Les anti-stéréotypes, visant à défier et transgresser ces représentations stéréotypées, existent mais ils sont à ce stade encore peu nombreux. Nous avons recensé un nombre de 30 personnages masculins pouvant être associés à un anti-stéréotype lié au genre masculin (soit 3,31% du nombre total de personnages masculins) et un nombre de 25 personnages féminins pouvant être associées à un anti-stéréotype lié au genre féminin (soit 3,06% du nombre total de personnages féminins).

Bon nombre de représentations mises en exergue dans cette étude sont problématiques car la publicité dépose des traces dans nos esprits. En mettant en scène et en répétant sans cesse ces différences entre les hommes et les femmes, le récit publicitaire contribue à les conforter et les faire apparaître comme « naturelles ». Il conforte les attentes sociales traditionnellement construites autour du masculin et du féminin, alors même que nous vivons dans un monde où les identités de genre ne cessent de se fluidifier et d’évoluer.

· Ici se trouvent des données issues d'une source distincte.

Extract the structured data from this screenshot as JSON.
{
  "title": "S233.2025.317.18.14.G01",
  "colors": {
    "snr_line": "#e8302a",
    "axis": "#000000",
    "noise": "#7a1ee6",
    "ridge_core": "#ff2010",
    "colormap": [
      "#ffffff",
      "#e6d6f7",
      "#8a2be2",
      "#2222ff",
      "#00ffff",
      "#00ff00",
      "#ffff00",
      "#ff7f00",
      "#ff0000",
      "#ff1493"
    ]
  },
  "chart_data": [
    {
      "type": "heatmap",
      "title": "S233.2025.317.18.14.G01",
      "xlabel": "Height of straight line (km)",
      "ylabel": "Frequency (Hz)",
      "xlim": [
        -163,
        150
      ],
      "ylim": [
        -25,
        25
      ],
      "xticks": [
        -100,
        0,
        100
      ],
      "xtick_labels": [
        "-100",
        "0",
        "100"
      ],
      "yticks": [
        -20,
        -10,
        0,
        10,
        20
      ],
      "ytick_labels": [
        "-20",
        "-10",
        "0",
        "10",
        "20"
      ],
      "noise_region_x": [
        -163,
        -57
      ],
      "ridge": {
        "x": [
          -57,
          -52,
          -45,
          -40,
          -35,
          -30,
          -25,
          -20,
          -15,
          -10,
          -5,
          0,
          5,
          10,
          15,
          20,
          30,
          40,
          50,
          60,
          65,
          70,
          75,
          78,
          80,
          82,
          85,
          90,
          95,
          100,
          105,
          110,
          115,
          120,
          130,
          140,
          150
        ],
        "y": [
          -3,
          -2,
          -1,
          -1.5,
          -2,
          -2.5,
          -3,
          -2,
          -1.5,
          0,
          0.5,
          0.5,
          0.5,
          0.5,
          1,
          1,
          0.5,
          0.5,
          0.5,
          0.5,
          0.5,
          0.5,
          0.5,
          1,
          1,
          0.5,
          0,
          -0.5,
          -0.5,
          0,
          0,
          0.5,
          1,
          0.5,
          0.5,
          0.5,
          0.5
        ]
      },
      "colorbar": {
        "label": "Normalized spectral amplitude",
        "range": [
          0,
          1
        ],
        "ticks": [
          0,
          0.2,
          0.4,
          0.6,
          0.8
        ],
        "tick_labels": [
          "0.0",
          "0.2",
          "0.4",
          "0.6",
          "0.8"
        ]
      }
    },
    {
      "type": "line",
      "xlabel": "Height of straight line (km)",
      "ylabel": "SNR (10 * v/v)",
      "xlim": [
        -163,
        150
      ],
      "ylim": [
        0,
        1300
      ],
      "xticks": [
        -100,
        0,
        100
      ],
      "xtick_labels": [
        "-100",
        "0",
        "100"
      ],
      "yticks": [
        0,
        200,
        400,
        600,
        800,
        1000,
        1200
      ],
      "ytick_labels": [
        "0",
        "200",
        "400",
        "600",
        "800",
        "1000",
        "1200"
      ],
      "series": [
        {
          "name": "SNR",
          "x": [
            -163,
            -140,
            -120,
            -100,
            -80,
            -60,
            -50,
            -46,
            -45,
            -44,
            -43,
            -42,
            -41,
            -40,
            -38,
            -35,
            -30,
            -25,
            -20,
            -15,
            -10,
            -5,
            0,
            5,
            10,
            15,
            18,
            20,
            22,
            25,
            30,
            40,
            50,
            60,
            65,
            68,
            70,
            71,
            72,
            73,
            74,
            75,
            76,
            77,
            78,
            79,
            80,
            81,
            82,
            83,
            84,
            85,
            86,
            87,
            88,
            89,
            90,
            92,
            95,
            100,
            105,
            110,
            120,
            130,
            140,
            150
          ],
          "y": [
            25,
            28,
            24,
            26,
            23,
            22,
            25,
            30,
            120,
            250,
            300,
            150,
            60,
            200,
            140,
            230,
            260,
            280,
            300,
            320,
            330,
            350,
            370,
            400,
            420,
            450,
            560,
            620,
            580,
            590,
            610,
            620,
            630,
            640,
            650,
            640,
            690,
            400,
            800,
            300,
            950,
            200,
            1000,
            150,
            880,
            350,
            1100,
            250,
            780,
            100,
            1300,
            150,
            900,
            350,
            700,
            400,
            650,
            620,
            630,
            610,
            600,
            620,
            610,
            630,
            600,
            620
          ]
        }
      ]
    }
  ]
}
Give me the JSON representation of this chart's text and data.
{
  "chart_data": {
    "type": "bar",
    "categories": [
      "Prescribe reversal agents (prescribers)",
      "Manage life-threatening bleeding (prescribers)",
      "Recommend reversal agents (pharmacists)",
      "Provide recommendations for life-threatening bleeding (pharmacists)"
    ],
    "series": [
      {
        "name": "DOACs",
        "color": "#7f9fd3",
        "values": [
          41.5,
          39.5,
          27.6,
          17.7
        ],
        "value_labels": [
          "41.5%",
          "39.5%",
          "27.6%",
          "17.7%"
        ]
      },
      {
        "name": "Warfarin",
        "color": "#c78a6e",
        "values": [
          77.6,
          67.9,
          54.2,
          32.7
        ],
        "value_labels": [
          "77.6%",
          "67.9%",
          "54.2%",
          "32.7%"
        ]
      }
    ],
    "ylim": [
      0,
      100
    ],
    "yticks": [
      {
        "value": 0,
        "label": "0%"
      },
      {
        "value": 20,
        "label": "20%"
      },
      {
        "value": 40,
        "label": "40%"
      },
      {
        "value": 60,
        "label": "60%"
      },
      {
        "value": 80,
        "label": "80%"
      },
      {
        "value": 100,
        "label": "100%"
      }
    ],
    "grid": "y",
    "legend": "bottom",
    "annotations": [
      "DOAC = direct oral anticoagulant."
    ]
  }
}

Il est primordial que l’industrie publicitaire prenne conscience des représentations qu’elle diffuse à travers ses spots et du rôle qu’elle joue auprès du publicLa publicité ne se limite pas à influer sur les habitudes de consommation, elle influence aussi la manière dont on perçoit les femmes et les hommes. Et ce faisant, elle participe à forger notre réalité socialeUne représentation réaliste et objective des femmes et des hommes dans le discours publicitaire est dès lors indispensable afin de dépeindre avec plus de justesse notre réalité sociale et de rendre le discours publicitaire plus inclusif et conforme à notre société.

 

[1] Crenshaw, Kimberle, Demarginalizing the Intersection of Race and Sex: A Black Feminist Critique of Antidiscrimination Doctrine, Feminist Theory and Antiracist Politics, op. cit.